O executivo lembrou que as cripto podem ter diferentes tipos de função e, assim, sua vigilância não está centralizada, mas sim dividida em vários campos. “Hoje, não há competência legal dirigida a uma autoridade específica sobre o tema cripto, e nem deve existir, pois mas não temos maturidade suficiente”, afirmou.
Nascimento acrescentou ainda que eventualmente o ativo entra no campo da CVM quando tem características de valores mobiliários. “Os cripto, mesmo fora da lei 6.404 [Lei das SA], podem ser enquadrados como valores mobiliários”, destacou.

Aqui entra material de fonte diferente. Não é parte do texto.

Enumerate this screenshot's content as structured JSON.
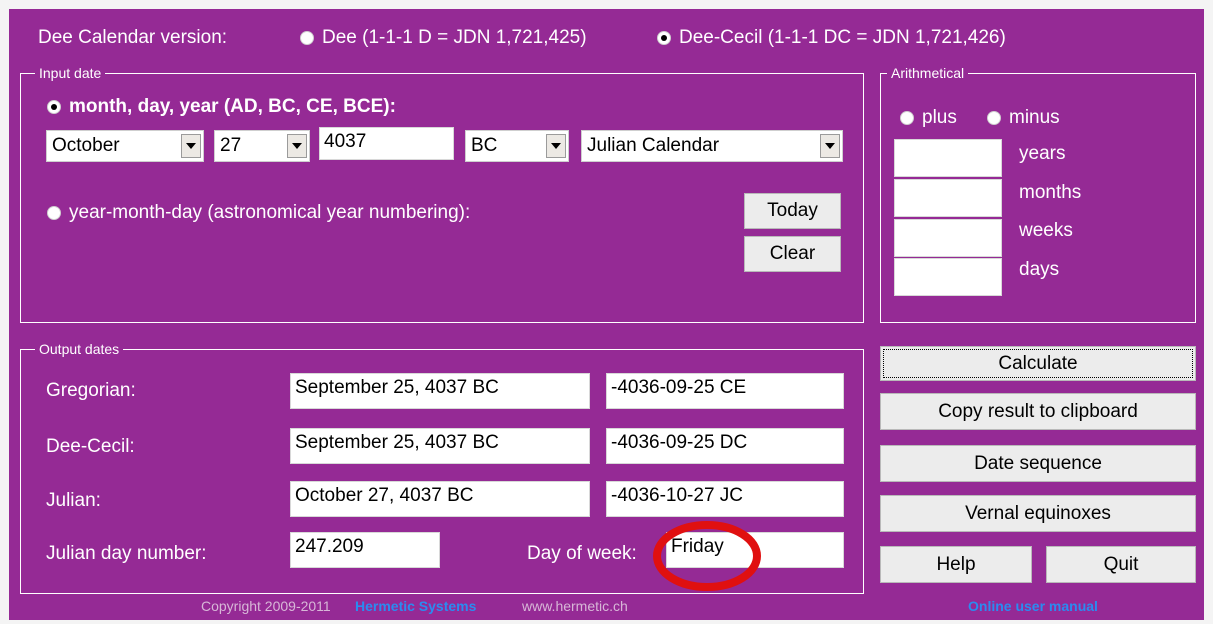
{
  "version": {
    "label": "Dee Calendar version:",
    "options": [
      {
        "label": "Dee (1-1-1 D = JDN 1,721,425)",
        "selected": false
      },
      {
        "label": "Dee-Cecil (1-1-1 DC = JDN 1,721,426)",
        "selected": true
      }
    ]
  },
  "input": {
    "legend": "Input date",
    "mode_mdy": {
      "label": "month, day, year (AD, BC, CE, BCE):",
      "selected": true
    },
    "month": "October",
    "day": "27",
    "year": "4037",
    "era": "BC",
    "calendar": "Julian Calendar",
    "mode_ymd": {
      "label": "year-month-day (astronomical year numbering):",
      "selected": false
    },
    "today_label": "Today",
    "clear_label": "Clear"
  },
  "arithmetic": {
    "legend": "Arithmetical",
    "plus": {
      "label": "plus",
      "selected": false
    },
    "minus": {
      "label": "minus",
      "selected": false
    },
    "rows": [
      {
        "label": "years",
        "value": ""
      },
      {
        "label": "months",
        "value": ""
      },
      {
        "label": "weeks",
        "value": ""
      },
      {
        "label": "days",
        "value": ""
      }
    ]
  },
  "output": {
    "legend": "Output dates",
    "rows": [
      {
        "label": "Gregorian:",
        "text": "September 25, 4037 BC",
        "iso": "-4036-09-25 CE"
      },
      {
        "label": "Dee-Cecil:",
        "text": "September 25, 4037 BC",
        "iso": "-4036-09-25 DC"
      },
      {
        "label": "Julian:",
        "text": "October 27, 4037 BC",
        "iso": "-4036-10-27 JC"
      }
    ],
    "jdn_label": "Julian day number:",
    "jdn_value": "247.209",
    "dow_label": "Day of week:",
    "dow_value": "Friday"
  },
  "actions": {
    "calculate": "Calculate",
    "copy": "Copy result to clipboard",
    "sequence": "Date sequence",
    "equinoxes": "Vernal equinoxes",
    "help": "Help",
    "quit": "Quit"
  },
  "footer": {
    "copyright": "Copyright 2009-2011",
    "company": "Hermetic Systems",
    "website": "www.hermetic.ch",
    "manual": "Online user manual"
  },
  "colors": {
    "background": "#952a95",
    "link": "#2a8cf0",
    "annotation_circle": "#e01010"
  }
}
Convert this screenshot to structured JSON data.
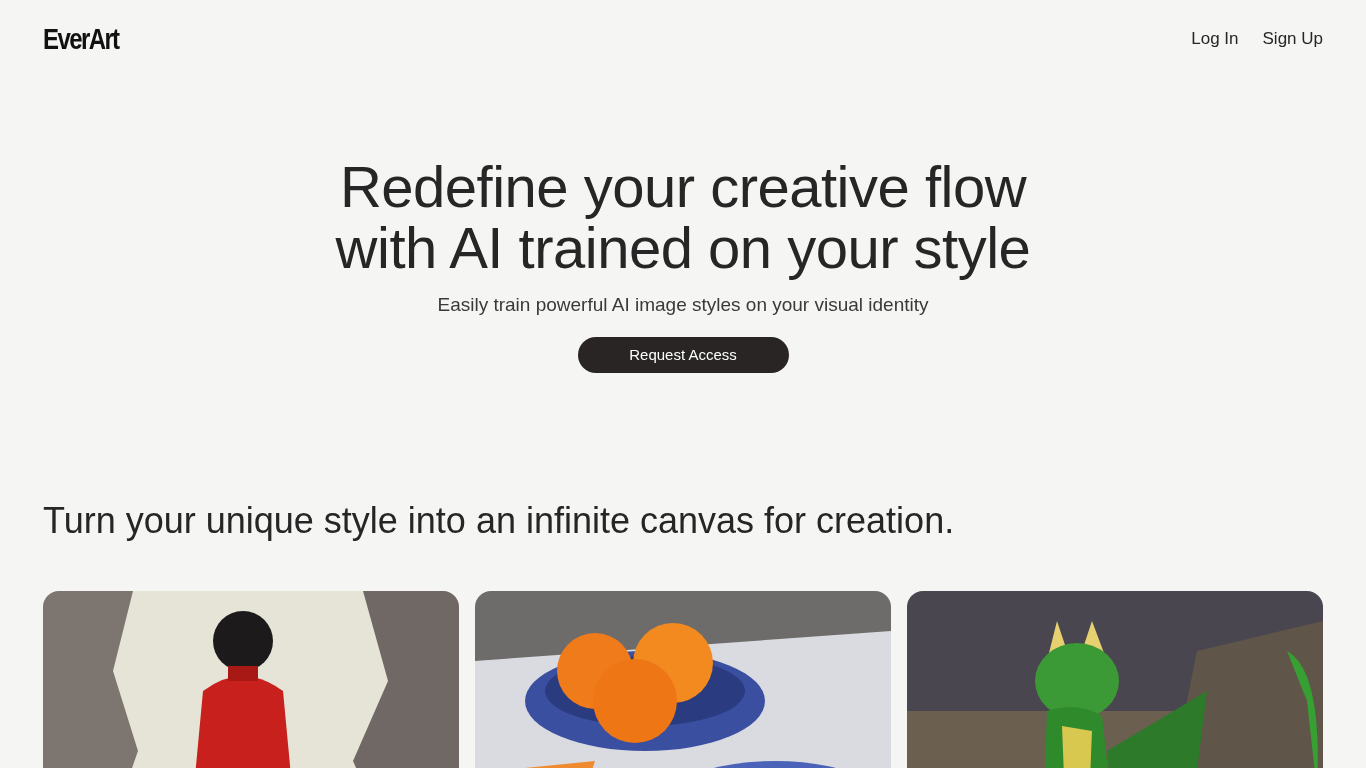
{
  "brand": "EverArt",
  "nav_links": [
    {
      "label": "Log In"
    },
    {
      "label": "Sign Up"
    }
  ],
  "hero": {
    "title_lines": [
      "Redefine your creative flow",
      "with AI trained on your style"
    ],
    "subtitle": "Easily train powerful AI image styles on your visual identity",
    "button": "Request Access"
  },
  "section": {
    "heading": "Turn your unique style into an infinite canvas for creation."
  }
}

De acordo com Nascimento, quando as criptomoedas representarem investimentos, as áreas de regulação da CVM e do Banco Central estarão sobrepostas. “Quanto às exchanges, ficarão no campo de incidência do BC”, disse.
O presidente da CVM participou de debate promovido pela revista Capital Aberto, na manhã de segunda-feira (31). No encontro, comentou a edição do Parecer 40 pela autarquia.

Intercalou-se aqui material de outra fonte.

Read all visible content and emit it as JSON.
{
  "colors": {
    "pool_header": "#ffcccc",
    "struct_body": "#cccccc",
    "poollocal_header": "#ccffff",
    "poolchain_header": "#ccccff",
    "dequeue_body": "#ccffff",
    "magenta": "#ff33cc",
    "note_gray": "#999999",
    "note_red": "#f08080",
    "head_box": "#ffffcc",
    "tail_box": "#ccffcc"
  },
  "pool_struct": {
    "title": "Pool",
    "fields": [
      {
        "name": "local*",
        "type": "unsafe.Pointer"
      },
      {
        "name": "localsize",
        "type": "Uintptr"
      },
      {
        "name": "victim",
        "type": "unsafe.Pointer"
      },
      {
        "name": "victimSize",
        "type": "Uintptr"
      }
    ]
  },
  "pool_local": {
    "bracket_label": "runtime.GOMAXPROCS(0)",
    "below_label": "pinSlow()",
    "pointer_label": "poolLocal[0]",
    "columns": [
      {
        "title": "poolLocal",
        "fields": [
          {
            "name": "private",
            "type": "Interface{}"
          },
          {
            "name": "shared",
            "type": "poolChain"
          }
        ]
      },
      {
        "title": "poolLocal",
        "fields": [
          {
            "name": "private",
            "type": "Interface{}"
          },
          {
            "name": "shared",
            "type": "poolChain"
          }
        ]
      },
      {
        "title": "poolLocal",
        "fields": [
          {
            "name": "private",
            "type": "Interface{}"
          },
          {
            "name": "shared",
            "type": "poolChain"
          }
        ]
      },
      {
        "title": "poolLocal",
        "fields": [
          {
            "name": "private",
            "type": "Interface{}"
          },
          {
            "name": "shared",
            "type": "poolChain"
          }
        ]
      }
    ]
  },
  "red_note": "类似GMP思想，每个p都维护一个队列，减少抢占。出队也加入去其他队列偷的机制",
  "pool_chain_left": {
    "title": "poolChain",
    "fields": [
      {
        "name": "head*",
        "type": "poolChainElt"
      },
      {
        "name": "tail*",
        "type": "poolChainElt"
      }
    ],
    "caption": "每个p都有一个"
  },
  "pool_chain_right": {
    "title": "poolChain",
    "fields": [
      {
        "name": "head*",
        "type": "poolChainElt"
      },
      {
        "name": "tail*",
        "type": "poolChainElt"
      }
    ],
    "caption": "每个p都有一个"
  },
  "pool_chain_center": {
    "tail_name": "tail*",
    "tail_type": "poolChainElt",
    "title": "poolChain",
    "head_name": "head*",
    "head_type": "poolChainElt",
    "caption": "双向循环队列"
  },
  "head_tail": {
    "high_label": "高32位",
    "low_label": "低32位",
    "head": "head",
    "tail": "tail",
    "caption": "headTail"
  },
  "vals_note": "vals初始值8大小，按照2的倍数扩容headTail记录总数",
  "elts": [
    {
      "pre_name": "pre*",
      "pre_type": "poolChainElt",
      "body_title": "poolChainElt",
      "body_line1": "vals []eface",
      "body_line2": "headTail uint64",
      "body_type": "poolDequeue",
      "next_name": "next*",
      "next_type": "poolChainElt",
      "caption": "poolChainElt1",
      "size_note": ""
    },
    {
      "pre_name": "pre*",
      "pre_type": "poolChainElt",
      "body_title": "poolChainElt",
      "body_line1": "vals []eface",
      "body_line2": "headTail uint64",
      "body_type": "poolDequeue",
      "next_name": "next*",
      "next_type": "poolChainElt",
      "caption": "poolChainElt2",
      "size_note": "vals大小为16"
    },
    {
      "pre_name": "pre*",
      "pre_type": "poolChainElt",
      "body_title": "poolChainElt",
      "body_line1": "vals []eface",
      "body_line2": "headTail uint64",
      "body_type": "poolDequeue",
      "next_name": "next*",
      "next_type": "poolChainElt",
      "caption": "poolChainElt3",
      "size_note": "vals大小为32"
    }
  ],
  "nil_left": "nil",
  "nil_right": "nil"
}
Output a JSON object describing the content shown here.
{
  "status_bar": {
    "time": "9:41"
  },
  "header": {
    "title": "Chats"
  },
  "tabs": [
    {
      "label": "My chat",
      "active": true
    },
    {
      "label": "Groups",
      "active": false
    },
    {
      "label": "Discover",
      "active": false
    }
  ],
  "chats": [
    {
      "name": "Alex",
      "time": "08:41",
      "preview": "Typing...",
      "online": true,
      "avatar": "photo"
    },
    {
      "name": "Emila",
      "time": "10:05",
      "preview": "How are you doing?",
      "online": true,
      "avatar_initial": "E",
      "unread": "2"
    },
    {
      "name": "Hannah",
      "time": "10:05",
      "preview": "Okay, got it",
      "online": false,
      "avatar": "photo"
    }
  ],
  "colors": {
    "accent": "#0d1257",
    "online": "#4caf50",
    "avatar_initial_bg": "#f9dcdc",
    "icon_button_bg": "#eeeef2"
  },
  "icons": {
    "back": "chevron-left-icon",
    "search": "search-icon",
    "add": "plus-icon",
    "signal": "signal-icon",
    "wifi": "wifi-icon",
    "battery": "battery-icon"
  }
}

“A CVM deu um passo corajoso ao trazer os cripto para o mercado organizado [com o Parecer 40]”, avaliou o executivo, que também comentou: “O Parecer 40 não inova, mas consolida entendimentos da CVM, esclarece os limites de atuação da CVM e traz segurança jurídica.”
Ainda sobre o parecer, publicado no último dia 11, João Pedro Nascimento apontou nele uma “oportunidade de fomentar o desenvolvimento de um ambiente para os criptoativos com integridade e aderência aos princípios constitucionais”.

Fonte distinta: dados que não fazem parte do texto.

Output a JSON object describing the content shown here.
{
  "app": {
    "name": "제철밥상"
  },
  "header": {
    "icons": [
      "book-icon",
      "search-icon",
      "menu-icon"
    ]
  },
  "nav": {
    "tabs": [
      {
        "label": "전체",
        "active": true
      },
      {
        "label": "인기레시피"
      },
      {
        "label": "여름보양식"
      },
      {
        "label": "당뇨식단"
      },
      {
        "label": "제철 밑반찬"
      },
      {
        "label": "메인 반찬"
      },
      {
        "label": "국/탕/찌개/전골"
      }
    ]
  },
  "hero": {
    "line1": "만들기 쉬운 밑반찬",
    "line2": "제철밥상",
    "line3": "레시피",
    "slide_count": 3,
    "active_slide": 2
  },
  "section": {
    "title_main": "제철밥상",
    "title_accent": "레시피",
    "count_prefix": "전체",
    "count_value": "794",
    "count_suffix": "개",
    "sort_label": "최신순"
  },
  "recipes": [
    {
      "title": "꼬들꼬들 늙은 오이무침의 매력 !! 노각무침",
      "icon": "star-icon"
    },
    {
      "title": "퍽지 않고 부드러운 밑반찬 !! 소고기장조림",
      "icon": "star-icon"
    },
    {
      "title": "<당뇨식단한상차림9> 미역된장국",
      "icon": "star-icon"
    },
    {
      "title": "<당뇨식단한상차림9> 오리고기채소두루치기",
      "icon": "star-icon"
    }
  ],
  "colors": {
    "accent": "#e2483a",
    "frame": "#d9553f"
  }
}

Nascimento afirmou ainda que os cripto “não são tão revolucionários”, apontando que é a tecnologia o fator disruptivo. “O que é novo é o uso da tecnologia, não o cripto”, disse, lembrando que os tokens se apoiam no modelo de registro distribuído. “A revolução não está no criptoativo. Está na tecnologia usada para desenvolver o criptoativo.”
Isso, porém, não afasta a autarquia do tema. “A CVM é receptiva às novas tecnologias, especialmente quando podem trazer soluções para o mundo tradicional”, afirmou.